Background: The COVID-19 outbreak is in an accelerating phase and South Africa has had the highest number of documented cases during the early phase of the pandemic in sub-Saharan Africa. This study assessed South Africans’ understanding of and response to COVID-19 during the first week of the country’s lockdown period.
Methods: An online survey was conducted in South Africa from 27 March to 2 April 2020. The survey was distributed widely among several websites and social media networks, including on a data-free platform· Descriptive statistics of knowledge, risk perception, access and trust in information sources, and public and media opinions were calculated· Estimates were benchmarked to the 2019 national adult population estimates.

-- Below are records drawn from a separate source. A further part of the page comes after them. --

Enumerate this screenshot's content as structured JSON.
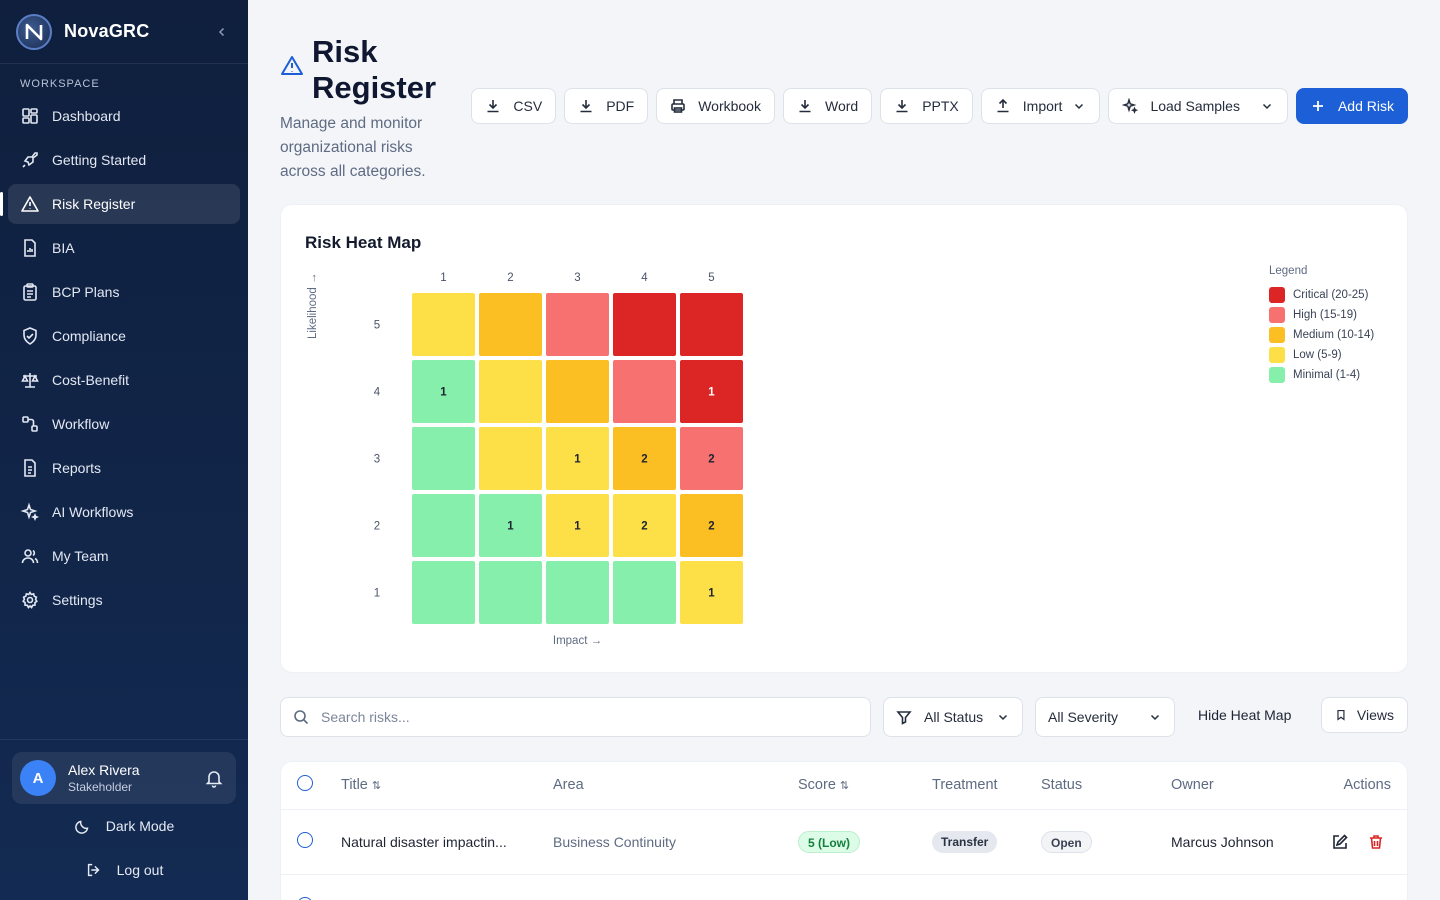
{
  "app": {
    "name": "NovaGRC"
  },
  "sidebar": {
    "section_label": "WORKSPACE",
    "items": [
      {
        "label": "Dashboard",
        "icon": "dashboard-icon"
      },
      {
        "label": "Getting Started",
        "icon": "rocket-icon"
      },
      {
        "label": "Risk Register",
        "icon": "warning-icon",
        "active": true
      },
      {
        "label": "BIA",
        "icon": "document-chart-icon"
      },
      {
        "label": "BCP Plans",
        "icon": "clipboard-icon"
      },
      {
        "label": "Compliance",
        "icon": "shield-check-icon"
      },
      {
        "label": "Cost-Benefit",
        "icon": "scale-icon"
      },
      {
        "label": "Workflow",
        "icon": "workflow-icon"
      },
      {
        "label": "Reports",
        "icon": "report-icon"
      },
      {
        "label": "AI Workflows",
        "icon": "sparkles-icon"
      },
      {
        "label": "My Team",
        "icon": "team-icon"
      },
      {
        "label": "Settings",
        "icon": "gear-icon"
      }
    ],
    "user": {
      "initial": "A",
      "name": "Alex Rivera",
      "role": "Stakeholder"
    },
    "dark_mode_label": "Dark Mode",
    "logout_label": "Log out"
  },
  "header": {
    "title_line1": "Risk",
    "title_line2": "Register",
    "subtitle": "Manage and monitor organizational risks across all categories."
  },
  "toolbar": {
    "csv": "CSV",
    "pdf": "PDF",
    "workbook": "Workbook",
    "word": "Word",
    "pptx": "PPTX",
    "import": "Import",
    "load_samples": "Load Samples",
    "add_risk": "Add Risk"
  },
  "heatmap": {
    "title": "Risk Heat Map",
    "x_label": "Impact →",
    "y_label": "Likelihood →",
    "impact_ticks": [
      "1",
      "2",
      "3",
      "4",
      "5"
    ],
    "likelihood_ticks": [
      "5",
      "4",
      "3",
      "2",
      "1"
    ],
    "rows": [
      {
        "likelihood": 5,
        "cells": [
          {
            "level": "low",
            "count": ""
          },
          {
            "level": "medium",
            "count": ""
          },
          {
            "level": "high",
            "count": ""
          },
          {
            "level": "critical",
            "count": ""
          },
          {
            "level": "critical",
            "count": ""
          }
        ]
      },
      {
        "likelihood": 4,
        "cells": [
          {
            "level": "minimal",
            "count": "1"
          },
          {
            "level": "low",
            "count": ""
          },
          {
            "level": "medium",
            "count": ""
          },
          {
            "level": "high",
            "count": ""
          },
          {
            "level": "critical",
            "count": "1"
          }
        ]
      },
      {
        "likelihood": 3,
        "cells": [
          {
            "level": "minimal",
            "count": ""
          },
          {
            "level": "low",
            "count": ""
          },
          {
            "level": "low",
            "count": "1"
          },
          {
            "level": "medium",
            "count": "2"
          },
          {
            "level": "high",
            "count": "2"
          }
        ]
      },
      {
        "likelihood": 2,
        "cells": [
          {
            "level": "minimal",
            "count": ""
          },
          {
            "level": "minimal",
            "count": "1"
          },
          {
            "level": "low",
            "count": "1"
          },
          {
            "level": "low",
            "count": "2"
          },
          {
            "level": "medium",
            "count": "2"
          }
        ]
      },
      {
        "likelihood": 1,
        "cells": [
          {
            "level": "minimal",
            "count": ""
          },
          {
            "level": "minimal",
            "count": ""
          },
          {
            "level": "minimal",
            "count": ""
          },
          {
            "level": "minimal",
            "count": ""
          },
          {
            "level": "low",
            "count": "1"
          }
        ]
      }
    ],
    "colors": {
      "critical": "#dc2626",
      "high": "#f87171",
      "medium": "#fbbf24",
      "low": "#fde047",
      "minimal": "#86efac"
    },
    "legend_title": "Legend",
    "legend": [
      {
        "label": "Critical (20-25)",
        "level": "critical"
      },
      {
        "label": "High (15-19)",
        "level": "high"
      },
      {
        "label": "Medium (10-14)",
        "level": "medium"
      },
      {
        "label": "Low (5-9)",
        "level": "low"
      },
      {
        "label": "Minimal (1-4)",
        "level": "minimal"
      }
    ]
  },
  "filters": {
    "search_placeholder": "Search risks...",
    "status": "All Status",
    "severity": "All Severity",
    "hide_heatmap": "Hide Heat Map",
    "views": "Views"
  },
  "table": {
    "columns": [
      "Title",
      "Area",
      "Score",
      "Treatment",
      "Status",
      "Owner",
      "Actions"
    ],
    "rows": [
      {
        "title": "Natural disaster impactin...",
        "area": "Business Continuity",
        "score": "5 (Low)",
        "treatment": "Transfer",
        "status": "Open",
        "owner": "Marcus Johnson"
      }
    ]
  },
  "accent_color": "#1d5fd6"
}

Findings: Of the 55 823 participants, the majority (83·4%) correctly identified the main symptoms of COVID-19. Over 90% had correct knowledge of the incubation period, with lower rates for 18-29 year olds· Knowledge of symptoms and the incubation period varied significantly by population group (p<0·001), dwelling type (p<0·001) and sex (p<0·001). A quarter (24·9%) perceived themselves as high risk of contracting COVID-19. Risk perception varied by age, population group, employment status and dwelling type (p<0·001). The most prevalent COVID-19 information sources were government sources (72·9%), news websites/apps (56·3%), satellite television (51·6%) and local television (51·4%).
Interpretation: Understanding knowledge, attitudes, and behaviours of people facing the COVID-19 pandemic is crucial for guiding strategic policy. The findings assist with clarifying public understanding of COVID-19 as the phases of the country-level epidemic progress, and also directly inform communication needs and gaps.
Funding Statement: None.
Declaration of Interests: The authors have no conflicts of interest.
Ethics Approval Statement: The study received ethical approval from the Human Sciences Research Council Research Ethics Committee (REC) Protocol number: REC 5/03/20.